After IHOP we went to a Home Depot because they needed something. They needed something else, but I was kind of pressed for time, so I left them to go to "work" at the parking lot. I went home to change shoes, then go to the U. And it was just about getting to the lab where I thought, "Wait, did I grab my camera when we left breakfast? I don't know. ..."
This is where I usually feel this rippling wave of shock seize my body, and sweat starts gushing out of my pores. All this, and I'm running late for "work." Luckily, I remembered that I had the IHOP receipt, so I called the phone number on it as I was walking. Another prescient thing: They asked me for the table number, which is also on the receipt. But they said they found nothing. I felt a little peeved by what I perceived as their tone, but I know that I had no one to blame for misplacing my camera except myself. And I wasn't going to puss out on my two hours at the lab because I'm worried about where my camera could and could not be.
It's the anticipation that's the worst -- the minutes before you know you will find out, one way or the other, how a question will be answered. I was actually OK for the first hour of my hearing session, but when I looked forward to walking and/or running to my car to see if I somehow put and left it there, and then driving like a banshee back to IHOP if it wasn't, then remembering that I did stop by home and maybe I brought it back inside ... all the possibilities ... and then starting to emotionally prepare myself for the end, and the permanent loss of my camera ... well, the palpitations in my heart started to accelerate all through that hour.
I was six minutes late to "work." I usually try to make that up by staying late, but I didn't care this time and left a minute before the hour.
It was hot, and I was tired being up for five hours straight, so I walked unless I had to jog through an intersection. When I got to the car I went through my mental checklist of places where I placed my camera -- just under the driver's seat, where I put my day planner and program of the play we saw the day before? No. Just under the passenger seat, where I put a lot of my stuff over the course of a day? No. Is it in the glove compartment. And by Buddha, there was my camera case, stuffed into one corner, flattening the top edge of my travel document billfold.

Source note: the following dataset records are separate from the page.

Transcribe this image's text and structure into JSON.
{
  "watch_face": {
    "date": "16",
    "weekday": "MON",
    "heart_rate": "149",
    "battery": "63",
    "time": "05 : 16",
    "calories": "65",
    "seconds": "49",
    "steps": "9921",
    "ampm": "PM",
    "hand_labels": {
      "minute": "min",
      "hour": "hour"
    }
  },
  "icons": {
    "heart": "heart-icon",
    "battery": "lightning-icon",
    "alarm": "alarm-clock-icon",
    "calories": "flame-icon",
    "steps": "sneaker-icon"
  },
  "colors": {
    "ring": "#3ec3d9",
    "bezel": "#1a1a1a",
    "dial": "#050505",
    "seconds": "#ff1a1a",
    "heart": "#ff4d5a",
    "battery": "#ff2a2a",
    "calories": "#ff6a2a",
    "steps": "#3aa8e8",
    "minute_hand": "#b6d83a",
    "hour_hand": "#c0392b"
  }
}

The scary thing is, I don't remember putting it there. I really don't. Now, I had visions that I slipped it in there after we left IHOP, but I thought that was just me harkening back to when I know I did that last night on our way to the play, or just wishful thinking that helped my spirits before I face the awful truth. I seriously thought that when I got up off the table, I was carrying in my left hand my cup of coffee. I had my hat on, and my right hand was free to grab the car key from my pocket and open the door for me to slip in and start the car. That is totally what I thought I did from IHOP to Home Depot.
But, apparently, I automatically remembered that the camera was to the side against the wall, and I remembered to not only reach for the hat but the camera; automatic memory made me put the camera in a safe place.
Maybe I shouldn't doubt myself so much. Maybe I've progressed to the point where I now will remember things without actively needing to remember them. What could it be ... maturity?